The comoving radius of the sphere of matter that we see as the CMBR can be calculated from measured cosmological parameters, and is around 46 billion light years.
The comoving size encompassed by our past light cone back to the beginning of time is not known, but it has to be much larger—at least hundreds of billions of light years across, and potentially vastly larger.
If you calculate the comoving radius of the observable universe back to the end of inflation in ΛCDM cosmology (or back to the non-inflationary big bang—the difference is negligible), then you get a value only slightly larger than the CMBR radius (less than a billion light years more). That's actually a problem, known as the horizon problem.
As shown in this picture from the Wikipedia article, if the maximum distance that light (or anything else) can have traveled between the big bang and CMBR emission is small, then the causal pasts of distant points in the CMBR sphere have nothing in common, so there's no reason why the CMBR should be as uniform as it's observed to be.
To solve this problem, you need the past light cones of the distant points to overlap substantially. If you imagine that antipodal points should have 99% overlap of their pasts to explain the homogeneity of the CMBR (I don't know whether that's at all reasonable!), then the comoving radius of their causal pasts needs to be around $\sqrt{100/2}$ times the radius of the CMBR sphere, i.e., ~300 billion light years in present-day comoving distance.

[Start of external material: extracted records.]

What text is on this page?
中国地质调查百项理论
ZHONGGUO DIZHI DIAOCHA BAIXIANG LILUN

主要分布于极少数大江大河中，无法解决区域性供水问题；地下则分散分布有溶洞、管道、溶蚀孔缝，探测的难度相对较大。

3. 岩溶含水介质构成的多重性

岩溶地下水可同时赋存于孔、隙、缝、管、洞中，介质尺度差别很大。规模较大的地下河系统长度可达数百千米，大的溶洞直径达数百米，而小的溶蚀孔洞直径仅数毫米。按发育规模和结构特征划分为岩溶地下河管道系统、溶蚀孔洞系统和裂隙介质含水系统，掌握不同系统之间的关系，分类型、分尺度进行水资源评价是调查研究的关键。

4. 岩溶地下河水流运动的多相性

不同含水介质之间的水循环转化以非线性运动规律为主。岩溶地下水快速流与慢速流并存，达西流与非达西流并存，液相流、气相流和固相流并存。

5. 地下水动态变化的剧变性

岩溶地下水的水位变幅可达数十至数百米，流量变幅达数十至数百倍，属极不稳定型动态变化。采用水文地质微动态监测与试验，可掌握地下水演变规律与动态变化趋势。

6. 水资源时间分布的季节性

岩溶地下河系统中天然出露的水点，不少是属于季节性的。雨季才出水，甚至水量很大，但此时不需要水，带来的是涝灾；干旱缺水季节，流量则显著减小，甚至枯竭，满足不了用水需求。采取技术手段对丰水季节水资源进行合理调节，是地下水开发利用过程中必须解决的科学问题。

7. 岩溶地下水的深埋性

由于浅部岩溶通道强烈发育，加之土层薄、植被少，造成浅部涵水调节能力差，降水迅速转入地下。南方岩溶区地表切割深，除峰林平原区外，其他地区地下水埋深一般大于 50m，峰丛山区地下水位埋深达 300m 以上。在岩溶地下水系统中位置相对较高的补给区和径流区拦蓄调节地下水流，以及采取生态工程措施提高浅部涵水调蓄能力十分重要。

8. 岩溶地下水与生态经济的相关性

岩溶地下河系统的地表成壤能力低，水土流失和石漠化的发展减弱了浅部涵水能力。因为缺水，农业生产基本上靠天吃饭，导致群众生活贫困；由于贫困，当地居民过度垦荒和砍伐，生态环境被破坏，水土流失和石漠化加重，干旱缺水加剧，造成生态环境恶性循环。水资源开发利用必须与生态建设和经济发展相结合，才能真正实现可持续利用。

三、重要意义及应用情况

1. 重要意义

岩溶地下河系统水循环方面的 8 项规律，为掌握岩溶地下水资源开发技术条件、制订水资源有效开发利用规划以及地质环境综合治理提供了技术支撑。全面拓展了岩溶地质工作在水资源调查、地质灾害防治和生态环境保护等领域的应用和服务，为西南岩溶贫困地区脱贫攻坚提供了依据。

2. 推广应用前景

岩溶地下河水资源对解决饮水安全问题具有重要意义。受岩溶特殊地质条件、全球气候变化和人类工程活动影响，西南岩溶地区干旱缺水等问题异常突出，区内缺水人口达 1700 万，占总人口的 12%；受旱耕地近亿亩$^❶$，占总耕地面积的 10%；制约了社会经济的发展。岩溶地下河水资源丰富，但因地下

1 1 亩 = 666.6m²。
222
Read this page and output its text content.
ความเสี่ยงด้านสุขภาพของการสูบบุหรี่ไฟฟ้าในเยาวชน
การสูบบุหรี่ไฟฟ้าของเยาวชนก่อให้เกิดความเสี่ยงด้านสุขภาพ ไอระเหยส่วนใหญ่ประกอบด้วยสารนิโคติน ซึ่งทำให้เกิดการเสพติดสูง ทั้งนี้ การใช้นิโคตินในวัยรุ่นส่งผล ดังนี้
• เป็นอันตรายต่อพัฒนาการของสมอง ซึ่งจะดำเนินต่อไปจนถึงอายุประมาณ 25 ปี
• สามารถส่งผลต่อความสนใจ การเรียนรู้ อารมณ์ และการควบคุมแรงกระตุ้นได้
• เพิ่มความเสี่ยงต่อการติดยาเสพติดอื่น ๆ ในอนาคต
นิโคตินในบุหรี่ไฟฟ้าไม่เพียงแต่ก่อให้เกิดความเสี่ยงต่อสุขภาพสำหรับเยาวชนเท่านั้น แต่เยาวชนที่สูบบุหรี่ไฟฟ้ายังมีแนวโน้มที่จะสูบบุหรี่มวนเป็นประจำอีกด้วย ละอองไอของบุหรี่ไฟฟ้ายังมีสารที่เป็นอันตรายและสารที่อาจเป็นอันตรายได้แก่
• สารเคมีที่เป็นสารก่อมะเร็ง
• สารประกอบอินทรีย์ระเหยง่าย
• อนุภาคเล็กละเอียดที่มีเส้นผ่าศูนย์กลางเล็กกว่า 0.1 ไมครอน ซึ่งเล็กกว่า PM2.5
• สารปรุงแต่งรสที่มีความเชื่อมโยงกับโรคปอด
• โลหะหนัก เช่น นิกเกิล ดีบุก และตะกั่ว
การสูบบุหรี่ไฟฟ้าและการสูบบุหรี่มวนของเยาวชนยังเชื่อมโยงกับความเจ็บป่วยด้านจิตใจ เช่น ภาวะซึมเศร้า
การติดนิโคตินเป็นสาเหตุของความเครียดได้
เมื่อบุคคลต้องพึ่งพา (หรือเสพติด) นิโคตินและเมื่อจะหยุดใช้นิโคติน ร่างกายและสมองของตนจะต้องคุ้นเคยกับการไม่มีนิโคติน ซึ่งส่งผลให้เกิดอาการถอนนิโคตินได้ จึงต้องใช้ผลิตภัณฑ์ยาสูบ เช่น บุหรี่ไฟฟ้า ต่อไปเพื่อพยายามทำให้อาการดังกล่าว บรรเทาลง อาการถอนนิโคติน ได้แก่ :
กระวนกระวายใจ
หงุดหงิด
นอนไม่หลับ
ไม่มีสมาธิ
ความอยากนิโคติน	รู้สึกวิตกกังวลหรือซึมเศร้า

You may have noticed an error here: the causal pasts are only nice circles/spheres if the universe is homogeneous and isotropic, but if it is, then there's nothing to explain. This also affects diagrams like the one in the Wikipedia article: the small circles shouldn't be circular. But the argument is essentially unchanged, just fuzzier. The main takeaway is that the total region encompassed by our past light cone must be a lot larger than the CMBR sphere, not just slightly larger.
Inflation solves this problem by having very large past light cones. If it lasts for 60 e-folds, which is commonly quoted as the minimum possible to explain the observed homogeneity, then the comoving light travel distance during inflation is around $e^{60}\approx 10^{26}$ times larger than in the radiation-dominated big bang model. This huge blowup applies only to a tiny fraction of a second of expansion in the radiation-dominated model, not 380,000 years worth, but it is still enough to greatly increase the total area covered by the past light cone. This is only a lower bound on the number of e-folds; inflation can easily generate enormously larger homogeneous regions. So the size of our past light cone really is unknown.